Author's Note: ...well, this is Chapter Three! ....waaaaaaaaay overdue, sorry about that. Anyways! Hope you like it!
Disclaimer: STARCRAFT is the property of BLIZZARD. Grim Reaper, Valkyrie, and any other original characters are property of me.
"Yes sir, I'll get right on it."
The image of Jim Raynor on the view screen flickers, but his laugh comes through clearly. "What did I tell you about calling me 'sir'? There is no formal titles here, just a bunch of 'terrorists and traitors'."
The man dressed in a black uniform, with Night-/Infrared-Vision goggles resting on his forehead nods and smiles. "I'm sorry si- I mean, Mr. Ra-...I mean...Jim... It's just that I've been in a formal military for so long that it's part of my blood."

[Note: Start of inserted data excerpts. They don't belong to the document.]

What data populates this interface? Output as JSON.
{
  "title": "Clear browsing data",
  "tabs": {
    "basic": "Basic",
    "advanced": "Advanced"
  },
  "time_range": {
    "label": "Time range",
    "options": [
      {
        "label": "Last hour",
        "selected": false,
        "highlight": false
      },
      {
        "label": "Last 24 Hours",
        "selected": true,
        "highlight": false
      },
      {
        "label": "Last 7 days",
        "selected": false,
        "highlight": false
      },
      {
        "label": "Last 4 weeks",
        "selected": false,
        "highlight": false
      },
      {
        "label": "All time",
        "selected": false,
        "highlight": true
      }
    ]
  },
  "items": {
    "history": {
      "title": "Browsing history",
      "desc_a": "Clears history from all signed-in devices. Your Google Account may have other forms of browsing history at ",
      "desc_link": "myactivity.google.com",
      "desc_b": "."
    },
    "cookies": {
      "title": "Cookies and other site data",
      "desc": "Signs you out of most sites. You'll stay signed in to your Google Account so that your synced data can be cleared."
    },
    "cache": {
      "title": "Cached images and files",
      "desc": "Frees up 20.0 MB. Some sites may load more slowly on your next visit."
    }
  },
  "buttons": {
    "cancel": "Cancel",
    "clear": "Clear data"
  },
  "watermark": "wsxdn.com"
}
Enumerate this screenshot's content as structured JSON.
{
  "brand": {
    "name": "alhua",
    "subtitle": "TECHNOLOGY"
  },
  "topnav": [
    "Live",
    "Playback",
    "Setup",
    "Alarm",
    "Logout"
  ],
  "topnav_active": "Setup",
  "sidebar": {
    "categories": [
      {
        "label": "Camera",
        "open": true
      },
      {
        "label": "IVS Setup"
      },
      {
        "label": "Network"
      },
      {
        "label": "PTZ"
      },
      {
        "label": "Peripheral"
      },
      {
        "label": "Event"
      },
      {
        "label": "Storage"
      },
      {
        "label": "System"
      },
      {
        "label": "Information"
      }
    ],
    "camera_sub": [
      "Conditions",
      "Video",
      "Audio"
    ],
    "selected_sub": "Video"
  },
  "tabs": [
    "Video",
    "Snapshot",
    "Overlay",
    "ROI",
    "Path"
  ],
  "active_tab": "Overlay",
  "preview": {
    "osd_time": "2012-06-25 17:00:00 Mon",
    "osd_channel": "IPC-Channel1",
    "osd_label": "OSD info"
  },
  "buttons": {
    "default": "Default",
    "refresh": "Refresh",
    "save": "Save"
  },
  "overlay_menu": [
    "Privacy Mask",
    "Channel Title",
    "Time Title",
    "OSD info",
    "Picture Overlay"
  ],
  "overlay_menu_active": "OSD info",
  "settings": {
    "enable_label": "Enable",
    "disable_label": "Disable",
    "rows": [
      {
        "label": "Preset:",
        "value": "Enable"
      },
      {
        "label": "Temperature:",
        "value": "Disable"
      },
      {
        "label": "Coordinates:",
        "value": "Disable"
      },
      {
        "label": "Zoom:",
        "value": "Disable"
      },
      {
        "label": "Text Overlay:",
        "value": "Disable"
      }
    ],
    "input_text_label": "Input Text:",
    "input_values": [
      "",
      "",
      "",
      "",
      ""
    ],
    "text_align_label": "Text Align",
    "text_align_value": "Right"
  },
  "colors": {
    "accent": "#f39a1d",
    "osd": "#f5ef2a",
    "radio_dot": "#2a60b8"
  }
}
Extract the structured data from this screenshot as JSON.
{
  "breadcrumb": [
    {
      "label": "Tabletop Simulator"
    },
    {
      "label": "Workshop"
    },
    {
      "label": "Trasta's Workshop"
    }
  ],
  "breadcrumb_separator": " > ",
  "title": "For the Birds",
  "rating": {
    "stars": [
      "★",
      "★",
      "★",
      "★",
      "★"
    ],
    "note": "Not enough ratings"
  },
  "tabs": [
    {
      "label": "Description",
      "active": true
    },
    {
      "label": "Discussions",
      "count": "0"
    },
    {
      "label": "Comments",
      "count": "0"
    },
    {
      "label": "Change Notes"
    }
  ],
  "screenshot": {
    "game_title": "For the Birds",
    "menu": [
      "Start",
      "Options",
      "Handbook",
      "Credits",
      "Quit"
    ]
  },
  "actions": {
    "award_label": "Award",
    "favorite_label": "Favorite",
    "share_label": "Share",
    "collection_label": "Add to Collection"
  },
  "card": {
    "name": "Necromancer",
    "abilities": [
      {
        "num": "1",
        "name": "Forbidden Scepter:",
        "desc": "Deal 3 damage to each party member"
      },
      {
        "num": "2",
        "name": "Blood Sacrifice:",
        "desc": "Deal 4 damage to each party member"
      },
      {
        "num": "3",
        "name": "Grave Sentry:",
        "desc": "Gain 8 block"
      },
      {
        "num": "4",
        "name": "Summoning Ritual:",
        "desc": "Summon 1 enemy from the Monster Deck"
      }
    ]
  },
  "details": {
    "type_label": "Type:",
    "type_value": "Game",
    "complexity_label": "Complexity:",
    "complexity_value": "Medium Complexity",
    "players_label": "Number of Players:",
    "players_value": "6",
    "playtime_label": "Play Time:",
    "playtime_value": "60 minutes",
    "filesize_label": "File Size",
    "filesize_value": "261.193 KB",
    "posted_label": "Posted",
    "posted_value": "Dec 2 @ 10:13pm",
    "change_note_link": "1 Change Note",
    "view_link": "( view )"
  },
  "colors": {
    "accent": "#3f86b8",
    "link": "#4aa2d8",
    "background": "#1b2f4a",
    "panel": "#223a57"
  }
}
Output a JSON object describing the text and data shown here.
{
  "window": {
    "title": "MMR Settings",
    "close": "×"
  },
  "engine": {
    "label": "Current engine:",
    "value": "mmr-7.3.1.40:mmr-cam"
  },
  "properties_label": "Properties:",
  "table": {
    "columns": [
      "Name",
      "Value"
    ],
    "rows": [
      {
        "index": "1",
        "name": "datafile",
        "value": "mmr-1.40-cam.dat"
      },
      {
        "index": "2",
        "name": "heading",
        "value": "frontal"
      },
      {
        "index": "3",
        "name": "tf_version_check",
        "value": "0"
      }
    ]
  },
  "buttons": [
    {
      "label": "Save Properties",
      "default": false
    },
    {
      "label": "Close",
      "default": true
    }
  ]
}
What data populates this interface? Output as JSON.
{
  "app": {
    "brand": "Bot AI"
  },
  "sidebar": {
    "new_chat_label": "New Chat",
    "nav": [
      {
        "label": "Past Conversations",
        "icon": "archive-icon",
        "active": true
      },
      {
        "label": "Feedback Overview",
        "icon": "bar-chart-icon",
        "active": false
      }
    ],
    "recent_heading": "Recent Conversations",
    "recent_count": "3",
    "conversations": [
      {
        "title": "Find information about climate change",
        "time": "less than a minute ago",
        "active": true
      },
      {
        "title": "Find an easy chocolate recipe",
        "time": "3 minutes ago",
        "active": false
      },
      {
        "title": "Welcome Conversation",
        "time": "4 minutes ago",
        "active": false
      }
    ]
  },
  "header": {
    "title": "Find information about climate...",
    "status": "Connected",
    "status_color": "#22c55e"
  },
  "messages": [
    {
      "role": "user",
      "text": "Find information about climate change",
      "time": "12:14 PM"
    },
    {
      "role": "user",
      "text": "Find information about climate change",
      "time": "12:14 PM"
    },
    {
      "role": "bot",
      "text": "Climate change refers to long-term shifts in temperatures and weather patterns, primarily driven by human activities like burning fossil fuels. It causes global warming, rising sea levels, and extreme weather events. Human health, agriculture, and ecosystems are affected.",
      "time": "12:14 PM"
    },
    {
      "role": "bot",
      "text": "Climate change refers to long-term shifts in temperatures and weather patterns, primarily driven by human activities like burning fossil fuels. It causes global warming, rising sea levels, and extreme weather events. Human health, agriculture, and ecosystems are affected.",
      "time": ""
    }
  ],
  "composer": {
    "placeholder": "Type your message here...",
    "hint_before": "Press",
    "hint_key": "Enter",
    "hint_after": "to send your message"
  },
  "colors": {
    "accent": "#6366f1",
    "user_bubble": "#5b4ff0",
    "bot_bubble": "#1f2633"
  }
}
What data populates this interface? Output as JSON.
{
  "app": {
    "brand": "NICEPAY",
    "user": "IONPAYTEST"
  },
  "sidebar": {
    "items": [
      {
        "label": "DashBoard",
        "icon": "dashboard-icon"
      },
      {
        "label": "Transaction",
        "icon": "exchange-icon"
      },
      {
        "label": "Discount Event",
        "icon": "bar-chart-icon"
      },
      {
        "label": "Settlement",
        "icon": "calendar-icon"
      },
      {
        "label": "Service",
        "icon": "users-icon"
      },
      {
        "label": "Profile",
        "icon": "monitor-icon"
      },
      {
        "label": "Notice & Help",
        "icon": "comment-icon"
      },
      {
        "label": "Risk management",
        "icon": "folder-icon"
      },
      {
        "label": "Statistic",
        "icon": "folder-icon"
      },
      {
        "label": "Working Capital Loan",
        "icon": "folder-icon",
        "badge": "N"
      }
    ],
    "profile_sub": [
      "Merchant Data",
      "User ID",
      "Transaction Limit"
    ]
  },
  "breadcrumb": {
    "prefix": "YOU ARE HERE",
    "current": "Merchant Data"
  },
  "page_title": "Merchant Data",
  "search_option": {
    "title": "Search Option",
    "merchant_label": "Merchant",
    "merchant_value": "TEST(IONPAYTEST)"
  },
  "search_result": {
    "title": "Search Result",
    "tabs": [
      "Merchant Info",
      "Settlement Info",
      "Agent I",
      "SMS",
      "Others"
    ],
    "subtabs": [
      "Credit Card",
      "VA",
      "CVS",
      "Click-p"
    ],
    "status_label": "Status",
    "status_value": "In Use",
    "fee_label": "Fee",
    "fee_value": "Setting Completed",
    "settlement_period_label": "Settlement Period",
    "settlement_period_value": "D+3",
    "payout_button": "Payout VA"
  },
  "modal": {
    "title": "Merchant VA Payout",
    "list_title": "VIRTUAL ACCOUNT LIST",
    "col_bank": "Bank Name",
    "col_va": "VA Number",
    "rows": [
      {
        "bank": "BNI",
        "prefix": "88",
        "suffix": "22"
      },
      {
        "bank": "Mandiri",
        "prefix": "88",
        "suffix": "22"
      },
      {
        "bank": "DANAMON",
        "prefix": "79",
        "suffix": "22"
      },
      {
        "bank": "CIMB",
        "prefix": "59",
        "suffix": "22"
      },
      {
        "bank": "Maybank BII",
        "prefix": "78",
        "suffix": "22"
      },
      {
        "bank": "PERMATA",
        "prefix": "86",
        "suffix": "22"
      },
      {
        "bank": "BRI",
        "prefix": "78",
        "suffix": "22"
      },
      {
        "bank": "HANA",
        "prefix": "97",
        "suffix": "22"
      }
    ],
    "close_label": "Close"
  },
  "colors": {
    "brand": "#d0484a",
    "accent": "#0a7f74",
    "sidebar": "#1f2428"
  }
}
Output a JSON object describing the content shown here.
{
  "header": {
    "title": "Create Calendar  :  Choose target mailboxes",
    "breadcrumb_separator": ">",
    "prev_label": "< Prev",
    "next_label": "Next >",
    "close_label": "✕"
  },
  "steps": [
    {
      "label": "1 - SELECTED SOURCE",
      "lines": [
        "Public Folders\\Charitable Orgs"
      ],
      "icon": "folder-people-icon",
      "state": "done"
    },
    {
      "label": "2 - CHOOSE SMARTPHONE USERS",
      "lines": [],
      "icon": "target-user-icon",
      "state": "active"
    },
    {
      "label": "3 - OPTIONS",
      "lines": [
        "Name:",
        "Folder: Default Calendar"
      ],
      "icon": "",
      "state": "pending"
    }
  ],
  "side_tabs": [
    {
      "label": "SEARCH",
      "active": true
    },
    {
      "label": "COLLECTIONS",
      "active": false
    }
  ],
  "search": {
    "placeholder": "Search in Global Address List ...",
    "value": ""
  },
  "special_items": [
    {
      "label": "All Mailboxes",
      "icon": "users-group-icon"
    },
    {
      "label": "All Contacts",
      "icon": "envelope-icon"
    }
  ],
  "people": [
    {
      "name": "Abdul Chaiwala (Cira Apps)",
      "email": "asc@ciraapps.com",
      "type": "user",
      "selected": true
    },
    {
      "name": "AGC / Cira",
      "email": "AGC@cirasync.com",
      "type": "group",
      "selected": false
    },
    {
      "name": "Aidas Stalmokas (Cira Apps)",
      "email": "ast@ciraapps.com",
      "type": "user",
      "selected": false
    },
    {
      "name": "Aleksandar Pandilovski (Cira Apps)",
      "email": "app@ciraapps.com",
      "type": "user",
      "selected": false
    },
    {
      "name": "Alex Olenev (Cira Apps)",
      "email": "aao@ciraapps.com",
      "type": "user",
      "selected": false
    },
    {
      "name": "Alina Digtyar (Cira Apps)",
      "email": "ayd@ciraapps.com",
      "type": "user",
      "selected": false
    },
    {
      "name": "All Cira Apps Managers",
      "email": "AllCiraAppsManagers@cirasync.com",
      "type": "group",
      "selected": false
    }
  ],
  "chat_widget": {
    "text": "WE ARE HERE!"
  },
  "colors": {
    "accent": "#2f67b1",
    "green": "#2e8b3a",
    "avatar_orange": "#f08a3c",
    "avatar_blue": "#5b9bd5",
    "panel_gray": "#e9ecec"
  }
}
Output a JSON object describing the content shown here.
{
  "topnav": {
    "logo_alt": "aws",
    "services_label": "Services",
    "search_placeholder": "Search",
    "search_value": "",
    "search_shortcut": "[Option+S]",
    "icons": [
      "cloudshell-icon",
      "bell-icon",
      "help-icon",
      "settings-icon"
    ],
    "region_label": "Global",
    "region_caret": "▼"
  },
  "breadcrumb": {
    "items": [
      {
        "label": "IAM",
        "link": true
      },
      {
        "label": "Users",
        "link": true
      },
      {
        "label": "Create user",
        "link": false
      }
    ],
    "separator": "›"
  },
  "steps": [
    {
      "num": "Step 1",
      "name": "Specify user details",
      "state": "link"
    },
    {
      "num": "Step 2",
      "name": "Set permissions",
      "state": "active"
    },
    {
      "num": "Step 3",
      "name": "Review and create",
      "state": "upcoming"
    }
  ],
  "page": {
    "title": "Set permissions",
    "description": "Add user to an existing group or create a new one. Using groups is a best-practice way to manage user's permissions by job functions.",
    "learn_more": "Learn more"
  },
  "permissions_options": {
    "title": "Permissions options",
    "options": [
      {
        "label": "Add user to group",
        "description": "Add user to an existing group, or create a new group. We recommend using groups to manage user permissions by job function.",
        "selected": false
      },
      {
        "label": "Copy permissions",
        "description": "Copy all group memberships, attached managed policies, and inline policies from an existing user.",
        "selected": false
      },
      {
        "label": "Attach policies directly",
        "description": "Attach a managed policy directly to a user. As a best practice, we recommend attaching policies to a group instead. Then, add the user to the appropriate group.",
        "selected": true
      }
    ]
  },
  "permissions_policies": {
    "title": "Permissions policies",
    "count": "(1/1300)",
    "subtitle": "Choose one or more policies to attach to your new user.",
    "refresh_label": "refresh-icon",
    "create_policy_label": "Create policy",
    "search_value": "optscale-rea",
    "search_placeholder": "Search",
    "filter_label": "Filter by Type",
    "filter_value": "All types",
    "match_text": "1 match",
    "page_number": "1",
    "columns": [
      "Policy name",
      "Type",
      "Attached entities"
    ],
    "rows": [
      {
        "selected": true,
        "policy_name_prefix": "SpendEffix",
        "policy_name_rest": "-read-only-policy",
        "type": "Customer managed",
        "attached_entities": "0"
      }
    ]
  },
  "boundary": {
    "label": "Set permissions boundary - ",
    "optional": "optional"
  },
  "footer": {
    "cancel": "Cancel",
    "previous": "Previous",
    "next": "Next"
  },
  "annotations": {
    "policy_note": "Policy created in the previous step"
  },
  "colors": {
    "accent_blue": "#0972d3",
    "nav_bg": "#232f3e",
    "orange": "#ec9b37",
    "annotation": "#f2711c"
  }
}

Raynor nods, "Well, just keep at your job, and if you can't fix that little speech impediment, then we'll just have to use electroshock therapy." Raynor laughs, "I'm just pulling your leg....that reminds me. We've finished assessing your skills and potential for mass destruction," he chuckles at his little joke, then continues, "and have deemed you fully capable for the first mission we have for you. Along with your formal inductance into this little 'band', is your codename, which will be your name from now until you decide to leave our group."
The man nods, "Thank you si- Jim."
Raynor smirks "That's it, keep up the good work. I'm sending the files with your new identity to you now."
There is a beep on his monitor, and he presses the flashing button, bringing up the files on the screen. "Yes, I got them here."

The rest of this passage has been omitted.